The Resident received mixed reviews. (Maybe people were mistaking it for another entry in the increasingly tiresome Resident Evil series). It starts slowly and one expects nothing special of it as we are introduced to Hilary Swank, as she moves into her apartment, befriends bearish Jeffrey Dean Morgan who seems to spend much of this half of the film in Nice Guy mode beaming from ear to ear. There are noises and movements in the walls of the apartment that suggest that The Resident is going to be no more than a blandly middle-of-the-road ghost story, albeit a nicely photographed one. Here everything seems to be shaping up to fall into an eminently predictable pattern.
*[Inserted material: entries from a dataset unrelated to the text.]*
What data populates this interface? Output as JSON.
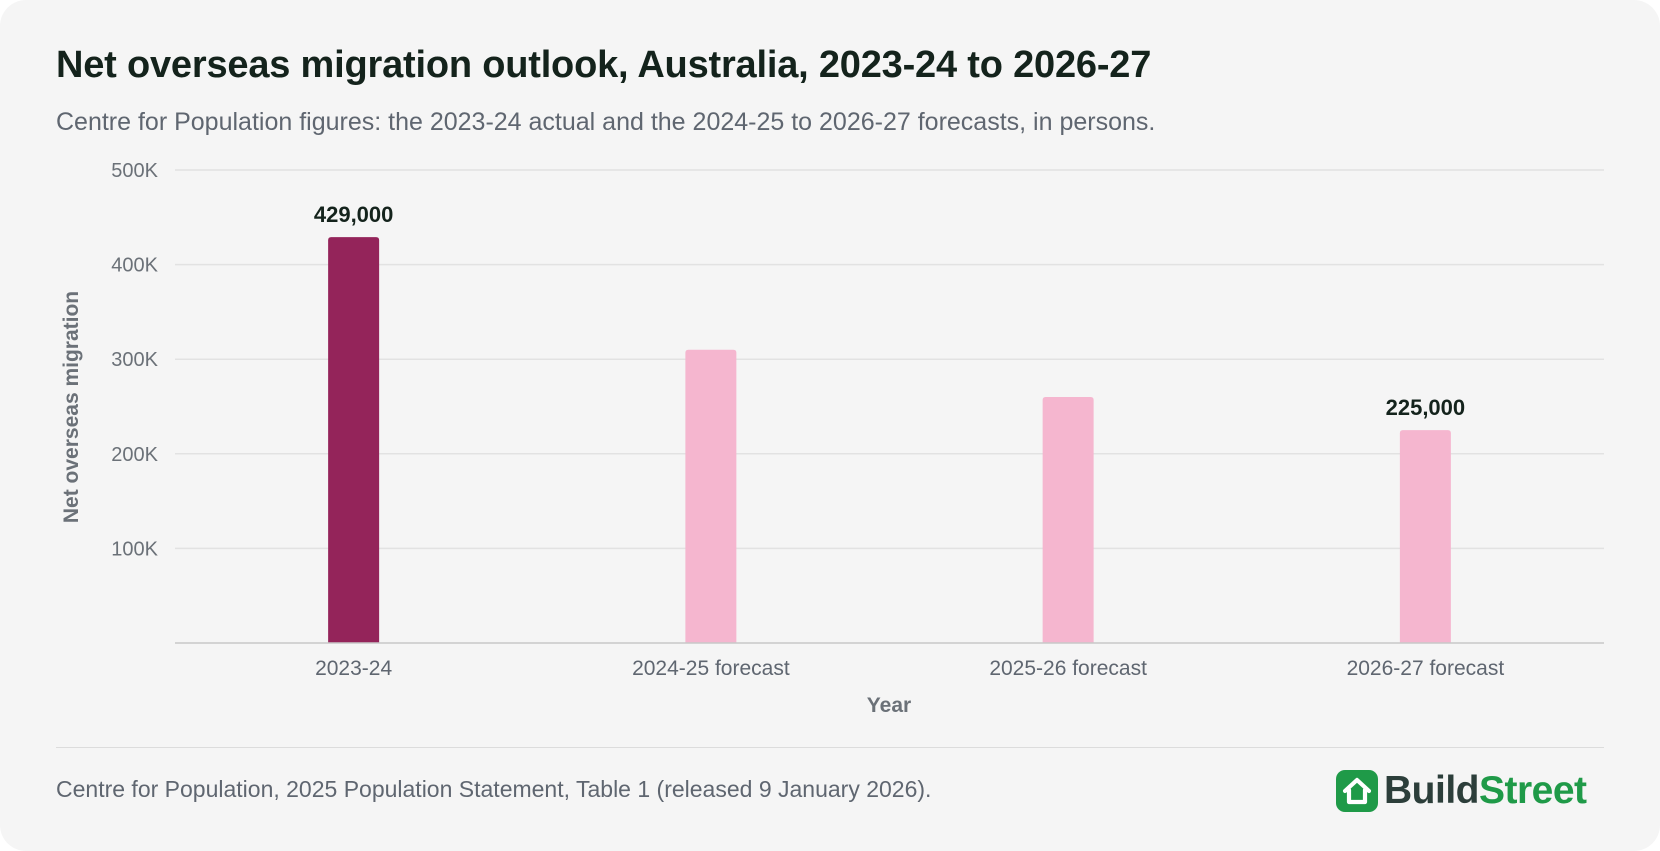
{
  "header": {
    "title": "Net overseas migration outlook, Australia, 2023-24 to 2026-27",
    "subtitle": "Centre for Population figures: the 2023-24 actual and the 2024-25 to 2026-27 forecasts, in persons."
  },
  "chart_data": {
    "type": "bar",
    "title": "Net overseas migration outlook, Australia, 2023-24 to 2026-27",
    "subtitle": "Centre for Population figures: the 2023-24 actual and the 2024-25 to 2026-27 forecasts, in persons.",
    "categories": [
      "2023-24",
      "2024-25 forecast",
      "2025-26 forecast",
      "2026-27 forecast"
    ],
    "values": [
      429000,
      310000,
      260000,
      225000
    ],
    "data_labels": [
      "429,000",
      "",
      "",
      "225,000"
    ],
    "bar_colors": [
      "#94245a",
      "#f5b6cf",
      "#f5b6cf",
      "#f5b6cf"
    ],
    "xlabel": "Year",
    "ylabel": "Net overseas migration",
    "ylim": [
      0,
      500000
    ],
    "yticks": [
      100000,
      200000,
      300000,
      400000,
      500000
    ],
    "ytick_labels": [
      "100K",
      "200K",
      "300K",
      "400K",
      "500K"
    ],
    "grid": true,
    "legend": false
  },
  "footer": {
    "source": "Centre for Population, 2025 Population Statement, Table 1 (released 9 January 2026).",
    "logo_part_a": "Build",
    "logo_part_b": "Street",
    "brand_color": "#1f9a48",
    "logo_icon": "house-icon"
  }
}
However, this proves to be anything but the case. After about 30 minutes, just as Hilary Swank and Jeffrey Dean Morgan start making out, Antti J. Jokinen turns everything on its head and replays the film to show an alternate version of the events so far where everything from Hilary Swank’s finding the apartment and bumping into Jeffrey Dean Morgan at the party is revealed to have been staged by him. Thereafter there is a considerable creepiness to the film – the way that he keeps observing her through peepholes or sneaking into the apartment through secret doors; of him coming in while she is away and using her electric toothbrush, jerking off where she has lain in the bath, cuddling her negligee on the bed. Things become decidedly disturbed as we watch him sneaking into her bedroom while she sleeps, brushing his hands along her body and almost touching her, hiding underneath the bed, licking her fingers and then sinisterly injecting a drug into her bottle of wine. The film starts to get into an area of edgy suspense when Hilary Swank puts security cameras in the apartment and we wonder what is going to happen next, before the jolt scene when Jeffrey Dean Morgan starts undressing her and she wakes up in the midst of it. The film becomes less interesting during the climactic scenes with Hilary Swank defending herself against him, which are all played standard for the genre, involving him making cliched multiple returns from the dead after seemingly being stabbed.
I have never hugely warmed to Hilary Swank as an actress. She stood up and made everybody pay attention with Boys Don’t Cry (1999) and was not too bad in Million Dollar Baby (2004) but elsewhere her choice in material leaves much to be desired – see genre outings such as The Core (2003) and The Reaping (2007), even if one wants to embarrass her, Sometimes They Come Back … Again (1995). She seems less like a great actress than a teenage girl who is trying to play grown-up and slot into what she believes are serious roles, where her choices in parts seem less like ones that come with a genuine passion for the craft than ones other people have suggested it was a good idea for her to do. Her list of credits resemble something like a string of films that people had elevated impressions that they were going to be class productions – The Affair of the Necklace (2001), Freedom Writers (2007), P.S. I Love You (2007), Birds of America (2008). Here she passes through a role that could fairly much have been cast with any actress. Jeffrey Dean Morgan acquits himself well.
(Nominee for Best Cinematography at this site’s Best of 2011 Awards).